I’m sitting in the European Sculpture Garden at the Metropolitan Museum of Art. I came here today looking for inspiration. During the past two months, I spent most of my time immersed in dance photography and it’s time to get back to taking portraits. A room full of nude paintings by Lucien Freud and a dark photographic portrait of a woman by Alvin Langdon Colburn (Study – Miss R.) have helped get the artistic juices flowing. But back to dance.
I’ve spent the last month designing my dance website (www.paulbgoodedance.com). I’ve been so into my portrait work for the past 18 months I almost forgot I also photograph dance. Of course I’m always photographing dancers but I shoot them as people, not performers. I realized I hadn’t taken a good look at any of my dance rehearsal or performance photos from the past two years. The task of choosing new pictures for my site was overwhelming. Not only did I have to look over the tens of thousands of images from the past two years but I’ve also been scanning my film archives, finding great images I had never noticed before. That project alone will end up taking years.
It’s difficult, sorting through so many images. Physically, the hours in front of the computer wear you down. Emotionally…some days I’m sorting through a month of shoots and hating everything. I sit there wondering how after 30 years of shooting dance I can take such awful pictures. But it’s not really like that. Looking at so many images can make you crazy and while picking my favorites, the search made me understand why I love to photograph dance.

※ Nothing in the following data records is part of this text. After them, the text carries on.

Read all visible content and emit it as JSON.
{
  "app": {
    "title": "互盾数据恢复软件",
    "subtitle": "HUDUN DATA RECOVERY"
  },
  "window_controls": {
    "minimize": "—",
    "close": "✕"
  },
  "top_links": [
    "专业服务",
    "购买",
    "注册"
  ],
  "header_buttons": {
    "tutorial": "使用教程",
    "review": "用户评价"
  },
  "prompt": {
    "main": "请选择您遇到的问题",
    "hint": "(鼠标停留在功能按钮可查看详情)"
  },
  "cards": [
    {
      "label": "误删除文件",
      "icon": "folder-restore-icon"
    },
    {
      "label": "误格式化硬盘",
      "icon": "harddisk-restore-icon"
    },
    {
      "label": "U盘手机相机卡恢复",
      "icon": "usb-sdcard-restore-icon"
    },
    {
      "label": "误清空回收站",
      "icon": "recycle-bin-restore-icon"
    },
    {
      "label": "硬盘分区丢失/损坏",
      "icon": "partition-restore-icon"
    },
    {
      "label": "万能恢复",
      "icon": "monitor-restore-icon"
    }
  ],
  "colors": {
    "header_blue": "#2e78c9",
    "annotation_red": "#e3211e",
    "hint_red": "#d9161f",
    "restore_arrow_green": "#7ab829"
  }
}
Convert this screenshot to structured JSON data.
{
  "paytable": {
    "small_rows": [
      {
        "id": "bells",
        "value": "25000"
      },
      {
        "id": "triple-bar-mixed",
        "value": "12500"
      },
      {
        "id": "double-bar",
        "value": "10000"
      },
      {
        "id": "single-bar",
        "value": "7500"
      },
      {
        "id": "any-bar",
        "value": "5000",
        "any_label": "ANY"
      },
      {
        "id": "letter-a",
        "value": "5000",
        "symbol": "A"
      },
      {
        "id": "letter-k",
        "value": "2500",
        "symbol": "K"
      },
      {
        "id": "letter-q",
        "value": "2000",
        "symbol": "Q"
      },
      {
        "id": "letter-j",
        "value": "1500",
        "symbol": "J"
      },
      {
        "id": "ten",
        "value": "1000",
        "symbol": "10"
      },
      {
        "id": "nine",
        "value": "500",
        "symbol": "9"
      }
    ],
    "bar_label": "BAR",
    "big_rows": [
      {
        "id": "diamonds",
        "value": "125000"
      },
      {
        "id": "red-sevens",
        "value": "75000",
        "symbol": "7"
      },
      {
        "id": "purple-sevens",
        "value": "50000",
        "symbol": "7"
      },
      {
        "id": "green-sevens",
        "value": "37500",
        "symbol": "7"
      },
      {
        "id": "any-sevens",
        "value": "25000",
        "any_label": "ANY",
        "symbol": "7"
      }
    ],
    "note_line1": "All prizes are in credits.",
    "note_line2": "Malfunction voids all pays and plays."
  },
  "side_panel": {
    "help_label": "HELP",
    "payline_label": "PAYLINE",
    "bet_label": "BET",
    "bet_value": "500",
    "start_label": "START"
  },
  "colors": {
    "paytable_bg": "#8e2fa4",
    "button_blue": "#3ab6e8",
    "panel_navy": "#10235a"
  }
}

During this process I did a flurry of new shoots with Complexions, Ballet Next, Richard Move (1963 Graham Interview), and Yin Yue. Yin’s rehearsal helped me understand what drew me to dance in the first place…the perfection of the dancer’s body and the act of creating one art form from another. Shooting four rehearsals of Ballet Next reminded me of why I became a dance photographer. When working with amazing dancers, close up, over and over again; I feel like I become part of the process. I become part of the space instead of a body taking up space. I feel invisible and I know I’m at my best when the dancers forget I’m there taking pictures.

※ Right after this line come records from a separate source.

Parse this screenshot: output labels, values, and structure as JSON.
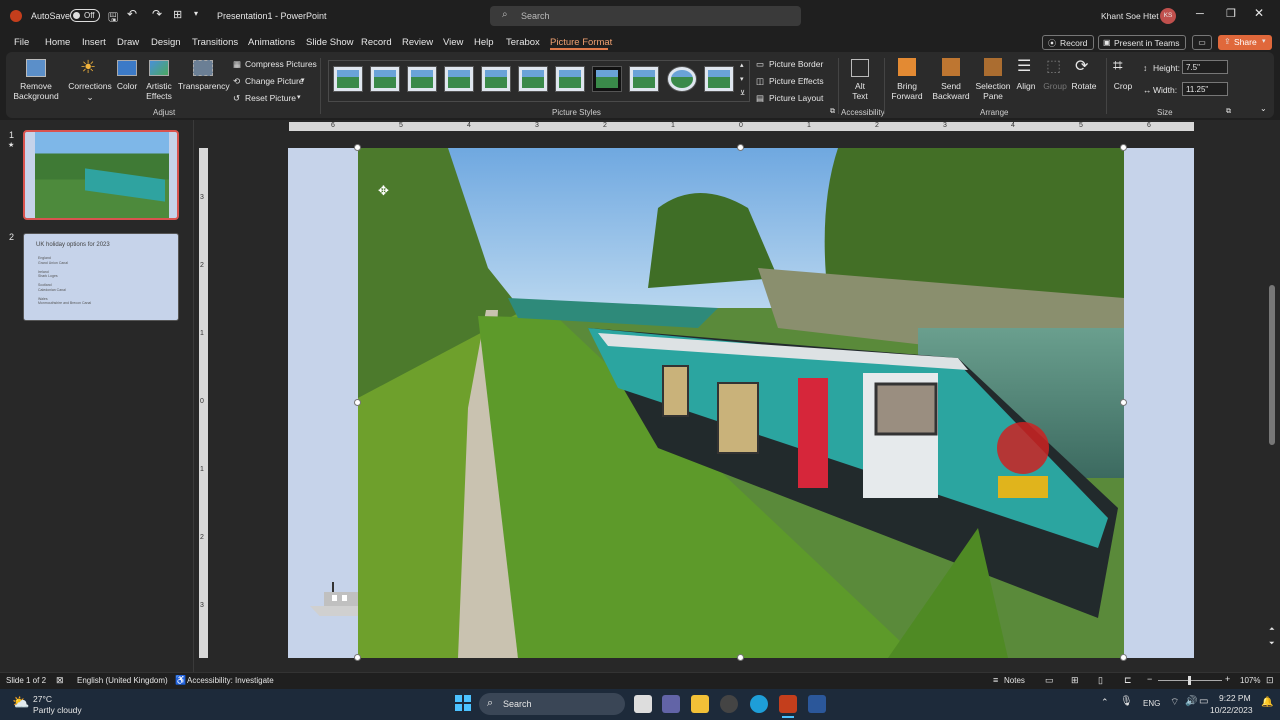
{
  "titlebar": {
    "autosave": "AutoSave",
    "toggle": "Off",
    "doc_title": "Presentation1  -  PowerPoint",
    "search_placeholder": "Search",
    "user": "Khant Soe Htet",
    "user_initials": "KS"
  },
  "tabs": [
    "File",
    "Home",
    "Insert",
    "Draw",
    "Design",
    "Transitions",
    "Animations",
    "Slide Show",
    "Record",
    "Review",
    "View",
    "Help",
    "Terabox",
    "Picture Format"
  ],
  "active_tab": "Picture Format",
  "top_right": {
    "record": "Record",
    "teams": "Present in Teams",
    "share": "Share"
  },
  "ribbon": {
    "adjust": {
      "remove_bg_1": "Remove",
      "remove_bg_2": "Background",
      "corrections": "Corrections",
      "color": "Color",
      "artistic_1": "Artistic",
      "artistic_2": "Effects",
      "transparency": "Transparency",
      "compress": "Compress Pictures",
      "change": "Change Picture",
      "reset": "Reset Picture",
      "label": "Adjust"
    },
    "styles": {
      "label": "Picture Styles",
      "border": "Picture Border",
      "effects": "Picture Effects",
      "layout": "Picture Layout"
    },
    "accessibility": {
      "alt_1": "Alt",
      "alt_2": "Text",
      "label": "Accessibility"
    },
    "arrange": {
      "bring_1": "Bring",
      "bring_2": "Forward",
      "send_1": "Send",
      "send_2": "Backward",
      "sel_1": "Selection",
      "sel_2": "Pane",
      "align": "Align",
      "group": "Group",
      "rotate": "Rotate",
      "label": "Arrange"
    },
    "size": {
      "crop": "Crop",
      "height_label": "Height:",
      "height": "7.5\"",
      "width_label": "Width:",
      "width": "11.25\"",
      "label": "Size"
    }
  },
  "ruler_h": [
    "6",
    "5",
    "4",
    "3",
    "2",
    "1",
    "0",
    "1",
    "2",
    "3",
    "4",
    "5",
    "6"
  ],
  "ruler_v": [
    "3",
    "2",
    "1",
    "0",
    "1",
    "2",
    "3"
  ],
  "slides": [
    {
      "num": "1",
      "star": "★"
    },
    {
      "num": "2",
      "title": "UK holiday options for 2023",
      "bullets": [
        "England",
        "Grand Union Canal",
        "Ireland",
        "Shark Loges",
        "Scotland",
        "Caledonian Canal",
        "Wales",
        "Monmouthshire and Brecon Canal"
      ]
    }
  ],
  "status": {
    "slide": "Slide 1 of 2",
    "lang": "English (United Kingdom)",
    "access": "Accessibility: Investigate",
    "notes": "Notes",
    "zoom": "107%"
  },
  "taskbar": {
    "temp": "27°C",
    "weather": "Partly cloudy",
    "search": "Search",
    "lang": "ENG",
    "time": "9:22 PM",
    "date": "10/22/2023"
  }
}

A studio rehearsal is an intimate, enclosed environment. I often end up only inches from the dancers while shooting, one dancer’s hand brushing against my camera during a turn. It is such a great experience. The dancers are so close sometimes all I can shoot are faces and it’s all about the emotion. A small turn of the face or hand gesture can change an average photograph into something wonderful.
While doing this search through the last 2 years of work, I realized I had mostly lost my way. So much of the new dance photography out there right now seems to be interested only in the “big” moments of the choreography and many of the dance companies are following the lead of the photographers who shoot this way. The photographers become recording devices for the dance, everyone capturing the exact same moment in exactly the same way. I’ve always been more interested in the beauty and emotion of the dancers and looked for places in the dance where I could capture both the essence of the dancers and the choreographer. In the past, I had always photographed the moments not interesting to the other photographers. Trying to be like everyone else had cost me what always made my dance photographs individual and special.
My rebirth began with Yin Yue’s rehearsal and my friendship with one of her dancers, Fanny Gombert. Yin’s choreography matches the way I see dance in photographs and something about Fanny has inspired me to dig deep into my soul and regain what had been temporarily lost. I had been close before but never could quite get there. Fanny’s honesty, openness, warmth, and artistic sensibility; our longs talks and the emotional bond I still don’t understand, somehow unblocked my senses and allowed me to break through the barrier.
It took three Complexions rehearsals, four with Ballet Next, and one of Richard Move’s, Martha…The 1963 Interview to jump start my personal vision. During that third Complexions dress rehearsal, I felt my mind and my camera were one with the dancers. Time slows down and even though I’m fifteen rows away from the stage, through my telephoto lens I feel like I’m touching them. Some of the best moments come between the dances, when the dancers are working through the choreography in their heads, alone on one side of the stage. Their minds are so deep into the dance I feel this is the time I capture the truest sense of both the dancer and the dance.